Apply starter fertiliser
Before the turf goes down, scatter a lawn starter fertiliser across the prepared surface and rake lightly into the top 30 mm of soil. This gives roots something to feed on immediately during the critical establishment period. Don't skip this — it makes a measurable difference to how quickly the turf knits into the soil.
Step 3 — Work out how much to order
In Australia, turf is sold by the square metre. One roll = one square metre (the standard AU roll is 1710 × 585 mm). Measure your lawn area accurately — tape measure, not footsteps — and add 5% for waste from cuts around edges, trees and garden beds.
For the underlay soil, the calculation is: area (m²) × depth (metres) = cubic metres. For a 50 m² lawn with 100 mm of underlay: 50 × 0.1 = 5 m³ of soil. At a typical turf underlay density of 1.2 t/m³, that's 6 tonnes of soil — firmly in bulk delivery territory.

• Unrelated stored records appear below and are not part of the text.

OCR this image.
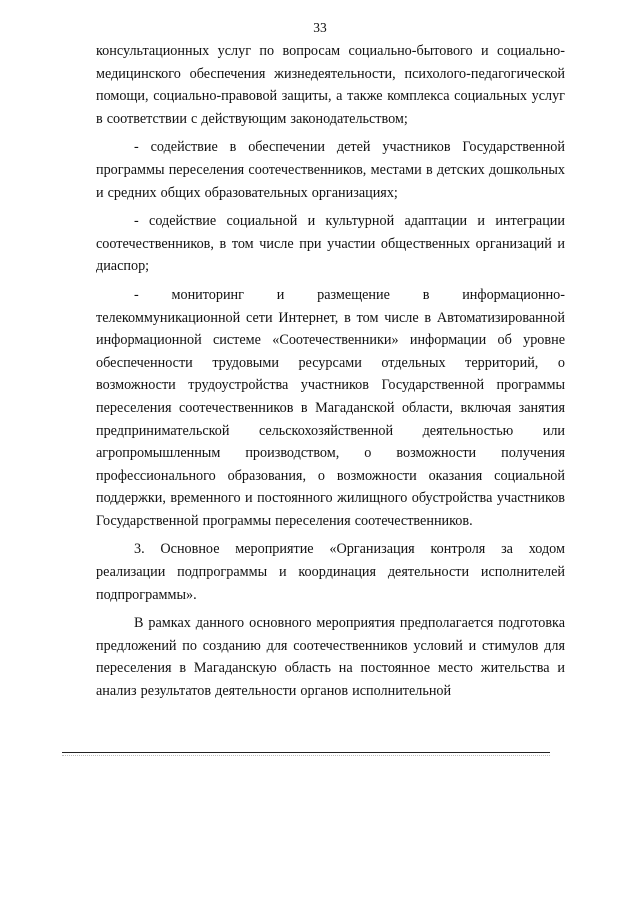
33

консультационных услуг по вопросам социально-бытового и социально-медицинского обеспечения жизнедеятельности, психолого-педагогической помощи, социально-правовой защиты, а также комплекса социальных услуг в соответствии с действующим законодательством;

- содействие в обеспечении детей участников Государственной программы переселения соотечественников, местами в детских дошкольных и средних общих образовательных организациях;

- содействие социальной и культурной адаптации и интеграции соотечественников, в том числе при участии общественных организаций и диаспор;

- мониторинг и размещение в информационно-телекоммуникационной сети Интернет, в том числе в Автоматизированной информационной системе «Соотечественники» информации об уровне обеспеченности трудовыми ресурсами отдельных территорий, о возможности трудоустройства участников Государственной программы переселения соотечественников в Магаданской области, включая занятия предпринимательской сельскохозяйственной деятельностью или агропромышленным производством, о возможности получения профессионального образования, о возможности оказания социальной поддержки, временного и постоянного жилищного обустройства участников Государственной программы переселения соотечественников.

3. Основное мероприятие «Организация контроля за ходом реализации подпрограммы и координация деятельности исполнителей подпрограммы».

В рамках данного основного мероприятия предполагается подготовка предложений по созданию для соотечественников условий и стимулов для переселения в Магаданскую область на постоянное место жительства и анализ результатов деятельности органов исполнительной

Free turf and soil calculators
Work out exactly how many rolls and how much underlay soil you need — with AU turf varieties and waste margin built in.

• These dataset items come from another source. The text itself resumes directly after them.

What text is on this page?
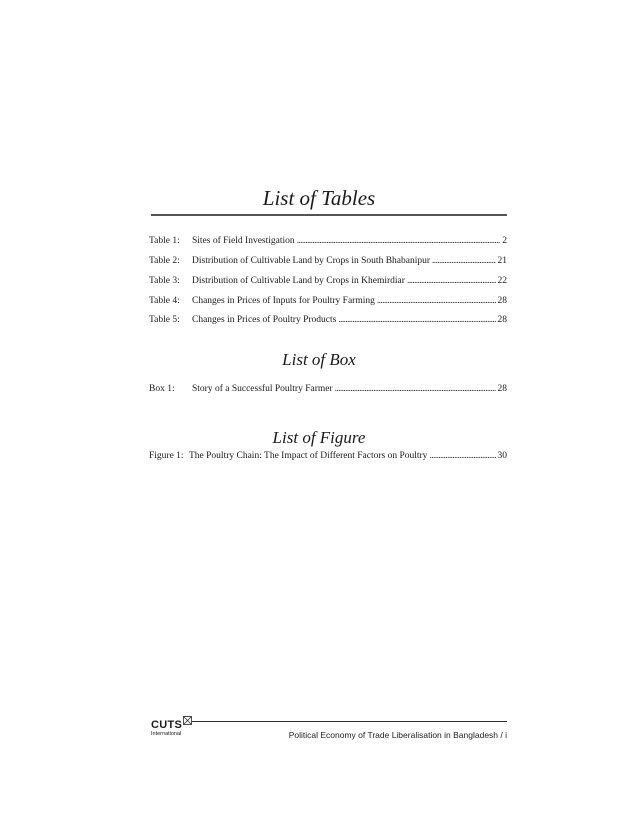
List of Tables
Table 1:	Sites of Field Investigation . . .	2
Table 2:	Distribution of Cultivable Land by Crops in South Bhabanipur . . .	21
Table 3:	Distribution of Cultivable Land by Crops in Khemirdiar . . .	22
Table 4:	Changes in Prices of Inputs for Poultry Farming . . .	28
Table 5:	Changes in Prices of Poultry Products . . .	28
List of Box
Box 1:	Story of a Successful Poultry Farmer . . .	28
List of Figure
Figure 1: The Poultry Chain: The Impact of Different Factors on Poultry . . .	30
CUTS
International	Political Economy of Trade Liberalisation in Bangladesh / i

Turf calculator → Soil calculator →Step 4 — Lay it right
A few things worth knowing before the delivery truck arrives:
- Lay the turf the same day it arrives. Rolls left stacked for 24+ hours in warm weather will yellow and may not recover. Have your soil prepared and ready before you book delivery.
- Lay in a brick pattern. Stagger the joins between rolls the way bricks are offset in a wall — never align adjacent seams. This improves moisture retention and the lawn looks better once established.
- Butt the edges firmly together without overlapping or stretching. Gaps will dry out; stretched turf tears.
- Keep your soil level 30–40 mm below path and edging height to allow for the turf thickness — check this before the turf goes down, not after.
- Water immediately after laying and keep the turf moist for the first 3–4 weeks. In Queensland's heat, this means watering daily in the first two weeks — morning watering is best to reduce disease risk.
Watering after laying
New turf is vulnerable until it roots into the soil — typically 3–4 weeks. The watering schedule that works in Queensland:
- Weeks 1–2: Water daily, early morning. Keep soil consistently moist to 100 mm depth.
- Weeks 3–4: Water every second day. Start reducing frequency to encourage roots to go deeper searching for moisture.
- After 4 weeks: Deep water once or twice a week. Deep, infrequent watering builds drought resilience — shallow daily watering produces shallow roots that struggle in dry spells.
Don't mow until the turf has fully rooted — test by trying to lift a corner. If it pulls up easily, give it another week. First mow should be when the grass is about 50 mm high, taking no more than one-third of the leaf at a time.